Stack Overflow is not for hosting and iterating on large complex examples, the kind where SASS is really useful, and the kind that JSFiddle helps you produce. The purpose of Stack Overflow's snippets is to host minimal reproducible examples to support your question, not to host large complicated examples that allow groups to iteratively work on them.
If your question is about SASS, then it should include SASS code. It should also include the compiled CSS generated at the time you asked your question, as the output is subject to change across versions of SASS. Using a version of snippets that supported SASS in this case would be incorrect: The output generated by Snippets could be the result of a bug that would go away when the SASS compiler is upgraded, rendering your question nonsensical. If you're asking about SASS, your question should be about the CSS it produces, or flags to the SASS compiler itself, or errors in SASS syntax, and snippets are of no use. You need to include the SASS and corresponding CSS or a specific error message.

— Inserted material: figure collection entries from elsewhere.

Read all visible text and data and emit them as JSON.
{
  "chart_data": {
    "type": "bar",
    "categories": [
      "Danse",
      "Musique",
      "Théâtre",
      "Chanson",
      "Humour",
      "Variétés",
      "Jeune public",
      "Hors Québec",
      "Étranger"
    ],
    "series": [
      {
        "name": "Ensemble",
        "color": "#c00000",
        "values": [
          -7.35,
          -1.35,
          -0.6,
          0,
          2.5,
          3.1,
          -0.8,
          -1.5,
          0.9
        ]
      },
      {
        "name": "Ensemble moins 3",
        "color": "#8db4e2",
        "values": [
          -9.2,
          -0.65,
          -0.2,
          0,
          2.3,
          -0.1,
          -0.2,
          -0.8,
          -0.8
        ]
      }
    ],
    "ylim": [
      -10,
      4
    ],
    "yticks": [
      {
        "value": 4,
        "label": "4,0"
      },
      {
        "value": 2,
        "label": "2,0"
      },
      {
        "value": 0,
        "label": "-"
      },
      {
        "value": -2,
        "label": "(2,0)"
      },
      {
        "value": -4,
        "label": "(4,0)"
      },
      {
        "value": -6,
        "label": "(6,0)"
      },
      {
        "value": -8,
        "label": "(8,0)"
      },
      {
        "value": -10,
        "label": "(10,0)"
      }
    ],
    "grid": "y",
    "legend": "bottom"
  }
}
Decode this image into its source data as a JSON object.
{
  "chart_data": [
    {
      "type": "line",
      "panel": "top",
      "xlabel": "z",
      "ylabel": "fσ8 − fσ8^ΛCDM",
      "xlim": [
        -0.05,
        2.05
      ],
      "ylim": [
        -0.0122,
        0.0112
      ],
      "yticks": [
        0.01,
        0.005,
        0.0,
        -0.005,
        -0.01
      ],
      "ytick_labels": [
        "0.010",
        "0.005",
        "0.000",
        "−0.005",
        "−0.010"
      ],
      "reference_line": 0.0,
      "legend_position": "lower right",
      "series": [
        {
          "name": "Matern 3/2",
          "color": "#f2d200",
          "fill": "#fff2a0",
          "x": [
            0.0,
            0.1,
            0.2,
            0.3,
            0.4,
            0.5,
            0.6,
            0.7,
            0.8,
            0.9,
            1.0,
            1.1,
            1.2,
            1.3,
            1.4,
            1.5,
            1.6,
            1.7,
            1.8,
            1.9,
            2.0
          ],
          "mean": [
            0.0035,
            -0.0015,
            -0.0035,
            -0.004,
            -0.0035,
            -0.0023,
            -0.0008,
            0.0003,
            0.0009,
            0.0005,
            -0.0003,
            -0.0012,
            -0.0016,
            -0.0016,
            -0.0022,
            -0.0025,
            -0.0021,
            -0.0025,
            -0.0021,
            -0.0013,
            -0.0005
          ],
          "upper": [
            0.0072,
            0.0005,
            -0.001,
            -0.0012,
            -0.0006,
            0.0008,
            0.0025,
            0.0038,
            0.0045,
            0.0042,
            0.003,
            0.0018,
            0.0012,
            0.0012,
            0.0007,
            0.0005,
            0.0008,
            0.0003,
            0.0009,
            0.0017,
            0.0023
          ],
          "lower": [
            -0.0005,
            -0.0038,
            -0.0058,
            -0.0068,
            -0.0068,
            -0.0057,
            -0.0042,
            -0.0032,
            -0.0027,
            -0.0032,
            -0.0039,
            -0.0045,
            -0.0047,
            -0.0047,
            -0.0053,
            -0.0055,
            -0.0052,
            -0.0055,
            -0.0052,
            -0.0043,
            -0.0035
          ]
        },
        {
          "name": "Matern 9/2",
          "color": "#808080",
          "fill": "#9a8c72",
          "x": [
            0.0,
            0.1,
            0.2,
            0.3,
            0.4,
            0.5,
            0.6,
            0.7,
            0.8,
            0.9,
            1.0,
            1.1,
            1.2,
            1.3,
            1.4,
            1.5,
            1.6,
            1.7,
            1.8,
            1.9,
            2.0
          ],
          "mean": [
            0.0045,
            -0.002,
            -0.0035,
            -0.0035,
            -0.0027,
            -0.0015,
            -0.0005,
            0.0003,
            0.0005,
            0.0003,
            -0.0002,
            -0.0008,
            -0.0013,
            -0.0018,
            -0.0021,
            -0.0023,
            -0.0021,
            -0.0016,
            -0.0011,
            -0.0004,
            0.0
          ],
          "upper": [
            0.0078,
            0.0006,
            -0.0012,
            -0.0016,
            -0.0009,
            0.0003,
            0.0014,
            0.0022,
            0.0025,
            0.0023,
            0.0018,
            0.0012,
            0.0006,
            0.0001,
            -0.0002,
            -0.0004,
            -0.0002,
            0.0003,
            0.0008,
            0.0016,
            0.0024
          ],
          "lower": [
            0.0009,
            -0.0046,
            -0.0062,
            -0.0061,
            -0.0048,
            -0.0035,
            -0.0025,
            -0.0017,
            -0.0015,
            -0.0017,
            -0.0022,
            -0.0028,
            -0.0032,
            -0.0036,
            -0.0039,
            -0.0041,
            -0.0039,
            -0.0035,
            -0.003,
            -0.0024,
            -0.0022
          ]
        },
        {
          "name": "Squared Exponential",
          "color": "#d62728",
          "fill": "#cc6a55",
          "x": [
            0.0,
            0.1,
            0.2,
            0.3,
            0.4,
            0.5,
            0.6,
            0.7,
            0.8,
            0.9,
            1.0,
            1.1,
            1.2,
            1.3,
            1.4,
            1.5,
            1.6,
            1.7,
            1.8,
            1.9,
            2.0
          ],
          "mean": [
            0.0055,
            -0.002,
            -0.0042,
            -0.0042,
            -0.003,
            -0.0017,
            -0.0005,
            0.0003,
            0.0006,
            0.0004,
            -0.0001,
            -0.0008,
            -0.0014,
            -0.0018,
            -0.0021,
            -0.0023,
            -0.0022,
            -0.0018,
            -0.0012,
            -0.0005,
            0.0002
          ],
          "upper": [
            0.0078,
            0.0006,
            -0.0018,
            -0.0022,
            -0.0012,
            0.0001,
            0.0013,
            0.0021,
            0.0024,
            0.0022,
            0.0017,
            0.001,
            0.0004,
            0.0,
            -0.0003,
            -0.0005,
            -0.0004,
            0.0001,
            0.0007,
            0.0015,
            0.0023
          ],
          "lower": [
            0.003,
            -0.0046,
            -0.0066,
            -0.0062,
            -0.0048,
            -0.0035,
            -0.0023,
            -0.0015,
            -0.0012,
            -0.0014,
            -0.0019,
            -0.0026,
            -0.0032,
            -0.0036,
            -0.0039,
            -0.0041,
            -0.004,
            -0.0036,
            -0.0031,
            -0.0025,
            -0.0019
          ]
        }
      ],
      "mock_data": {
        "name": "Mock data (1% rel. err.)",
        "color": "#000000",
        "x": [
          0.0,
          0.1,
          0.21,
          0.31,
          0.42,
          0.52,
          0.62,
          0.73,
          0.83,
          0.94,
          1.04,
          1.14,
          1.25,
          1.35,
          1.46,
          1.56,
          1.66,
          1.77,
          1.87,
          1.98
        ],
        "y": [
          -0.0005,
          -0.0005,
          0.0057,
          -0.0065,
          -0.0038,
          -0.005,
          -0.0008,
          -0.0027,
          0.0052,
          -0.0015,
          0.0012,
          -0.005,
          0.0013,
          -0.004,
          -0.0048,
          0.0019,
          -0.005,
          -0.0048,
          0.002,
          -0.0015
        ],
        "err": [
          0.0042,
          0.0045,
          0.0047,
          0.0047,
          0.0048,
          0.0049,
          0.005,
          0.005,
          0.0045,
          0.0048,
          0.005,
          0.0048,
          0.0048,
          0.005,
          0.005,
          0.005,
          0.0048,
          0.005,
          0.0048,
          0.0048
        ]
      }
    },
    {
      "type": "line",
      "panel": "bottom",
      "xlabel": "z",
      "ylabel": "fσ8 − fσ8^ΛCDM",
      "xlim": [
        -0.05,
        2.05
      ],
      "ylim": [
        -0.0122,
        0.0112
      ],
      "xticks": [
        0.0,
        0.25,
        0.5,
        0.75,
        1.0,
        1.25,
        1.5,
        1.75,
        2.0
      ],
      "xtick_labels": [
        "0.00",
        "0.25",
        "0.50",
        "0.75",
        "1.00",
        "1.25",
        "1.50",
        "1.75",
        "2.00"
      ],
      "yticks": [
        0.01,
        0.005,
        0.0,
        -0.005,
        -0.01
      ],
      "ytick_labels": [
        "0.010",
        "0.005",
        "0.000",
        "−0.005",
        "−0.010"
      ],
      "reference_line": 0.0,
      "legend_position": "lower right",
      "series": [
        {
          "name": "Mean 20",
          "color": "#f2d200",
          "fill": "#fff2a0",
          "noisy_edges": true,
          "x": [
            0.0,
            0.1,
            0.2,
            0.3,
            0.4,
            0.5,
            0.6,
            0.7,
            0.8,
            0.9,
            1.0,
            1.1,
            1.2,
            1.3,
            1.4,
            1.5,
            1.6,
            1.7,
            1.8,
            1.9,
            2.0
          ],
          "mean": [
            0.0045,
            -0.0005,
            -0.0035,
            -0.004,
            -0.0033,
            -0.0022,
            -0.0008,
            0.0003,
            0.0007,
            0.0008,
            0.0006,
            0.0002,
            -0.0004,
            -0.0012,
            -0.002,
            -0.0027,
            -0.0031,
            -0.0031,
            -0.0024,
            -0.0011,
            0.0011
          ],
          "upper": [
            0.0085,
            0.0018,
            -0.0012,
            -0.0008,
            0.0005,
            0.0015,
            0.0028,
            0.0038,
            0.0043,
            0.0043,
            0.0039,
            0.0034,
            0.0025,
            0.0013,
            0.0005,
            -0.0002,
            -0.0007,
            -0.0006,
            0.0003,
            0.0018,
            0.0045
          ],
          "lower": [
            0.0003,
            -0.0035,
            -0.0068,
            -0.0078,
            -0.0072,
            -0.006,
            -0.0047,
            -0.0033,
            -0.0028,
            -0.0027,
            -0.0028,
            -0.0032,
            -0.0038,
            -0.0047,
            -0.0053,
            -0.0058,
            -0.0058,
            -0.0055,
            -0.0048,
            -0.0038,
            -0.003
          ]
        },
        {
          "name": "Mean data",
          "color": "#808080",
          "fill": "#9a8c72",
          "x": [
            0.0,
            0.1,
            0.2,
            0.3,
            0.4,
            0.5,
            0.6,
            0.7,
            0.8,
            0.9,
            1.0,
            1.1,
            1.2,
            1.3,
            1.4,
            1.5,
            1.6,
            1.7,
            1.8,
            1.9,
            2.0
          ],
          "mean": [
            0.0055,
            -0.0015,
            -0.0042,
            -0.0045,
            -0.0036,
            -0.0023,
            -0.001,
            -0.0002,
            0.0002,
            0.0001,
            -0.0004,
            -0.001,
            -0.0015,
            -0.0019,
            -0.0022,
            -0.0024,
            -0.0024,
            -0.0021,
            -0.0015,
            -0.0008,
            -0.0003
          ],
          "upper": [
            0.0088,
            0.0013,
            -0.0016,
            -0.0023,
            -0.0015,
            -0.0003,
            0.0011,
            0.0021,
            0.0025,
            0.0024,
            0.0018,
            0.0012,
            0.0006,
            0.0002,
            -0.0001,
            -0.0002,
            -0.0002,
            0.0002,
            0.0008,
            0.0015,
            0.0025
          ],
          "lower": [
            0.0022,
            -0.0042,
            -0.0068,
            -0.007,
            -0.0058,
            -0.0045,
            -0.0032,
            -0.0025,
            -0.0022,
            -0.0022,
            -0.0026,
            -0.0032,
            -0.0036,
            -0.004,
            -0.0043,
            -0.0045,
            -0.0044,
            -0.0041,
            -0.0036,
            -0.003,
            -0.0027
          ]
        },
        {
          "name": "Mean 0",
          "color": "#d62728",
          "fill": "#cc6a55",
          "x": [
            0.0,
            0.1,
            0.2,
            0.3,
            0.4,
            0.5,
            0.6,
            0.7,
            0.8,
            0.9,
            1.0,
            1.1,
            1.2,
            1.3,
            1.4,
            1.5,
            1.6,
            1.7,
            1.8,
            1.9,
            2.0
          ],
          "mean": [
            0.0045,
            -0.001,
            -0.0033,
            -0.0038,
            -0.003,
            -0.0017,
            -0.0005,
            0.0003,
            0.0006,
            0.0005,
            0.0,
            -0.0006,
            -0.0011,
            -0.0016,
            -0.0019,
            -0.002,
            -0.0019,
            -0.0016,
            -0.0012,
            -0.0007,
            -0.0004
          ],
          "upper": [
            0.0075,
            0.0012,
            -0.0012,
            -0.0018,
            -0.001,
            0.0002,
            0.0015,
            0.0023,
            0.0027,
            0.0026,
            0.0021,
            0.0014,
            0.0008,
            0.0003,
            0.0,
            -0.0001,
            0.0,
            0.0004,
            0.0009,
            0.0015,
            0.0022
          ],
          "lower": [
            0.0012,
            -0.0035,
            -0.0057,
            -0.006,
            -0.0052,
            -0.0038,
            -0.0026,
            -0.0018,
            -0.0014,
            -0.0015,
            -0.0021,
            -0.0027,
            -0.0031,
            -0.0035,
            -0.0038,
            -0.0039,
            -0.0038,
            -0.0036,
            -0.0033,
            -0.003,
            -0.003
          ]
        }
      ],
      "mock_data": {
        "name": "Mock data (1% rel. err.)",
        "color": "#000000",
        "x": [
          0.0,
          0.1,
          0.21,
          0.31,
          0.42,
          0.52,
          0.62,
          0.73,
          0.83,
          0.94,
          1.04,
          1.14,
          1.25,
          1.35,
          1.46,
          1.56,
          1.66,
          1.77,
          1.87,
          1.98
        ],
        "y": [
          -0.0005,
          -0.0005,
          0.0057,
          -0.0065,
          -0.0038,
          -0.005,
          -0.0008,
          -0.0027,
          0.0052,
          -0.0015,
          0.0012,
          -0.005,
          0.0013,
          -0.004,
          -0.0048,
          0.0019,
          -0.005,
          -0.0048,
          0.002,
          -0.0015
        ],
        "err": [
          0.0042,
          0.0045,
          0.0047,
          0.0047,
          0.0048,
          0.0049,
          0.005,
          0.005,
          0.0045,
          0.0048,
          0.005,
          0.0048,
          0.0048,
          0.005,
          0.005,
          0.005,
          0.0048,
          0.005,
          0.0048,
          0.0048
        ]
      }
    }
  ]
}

In every hypothetical question that includes a Stack Snippet with SASS, one of the following is true:
- The SASS->CSS conversion is the problem: The answer points out a flaw in OP's understanding of how SASS compiles to CSS, and the CSS OP expected was not actually being produced. The solution is to fix the SASS so the correct CSS is produced; the HTML was irrelevant and did not need to be included. No Stack Snippet was actually necessary here, and allowing a Stack Snippet with SASS and HTML was harmful and obscured the problem. OP should have included SASS and asked why it didn't produce some specific CSS, or some specific CSS and asked why their SASS didn't produce it.
- The CSS->HTML application is the problem: The answer is about how CSS failed to match or style the included markup; The SASS produced the expected CSS but OP's understanding of how that CSS interacted with HTML was incorrect. OP's question was actually a CSS question and SASS-enabled Stack Snippets was again harmful and obscured the actual problem. OP should have included CSS and HTML in a snippet, and asked why the CSS didn't behave as expected, or how to select the relevant HTML with CSS.
In both cases, SASS-enabled Snippets caused more harm than good. And in both cases, forcing OP to try to produce a CSS/HTML MCVE from their SASS likely would have prompted them to discover their actual problem ("my SASS isn't compiling as expected" or "my CSS isn't working as expected") and potentially allowed them to find the relevant solution without asking a question at all.
In fact, if your SASS or LESS snippet cannot be trivially converted to plain CSS then it's a good chance it's not really a MCVE and should probably be trimmed. It's also trivial to convert it yourself. Both LESS and SASS come with easy to use commandline tools and many online tools.
While I don't necessarily disagree that it would be a useful feature as such, the effort to benefit ratio is quite low. It's simply not worth the effort IMHO.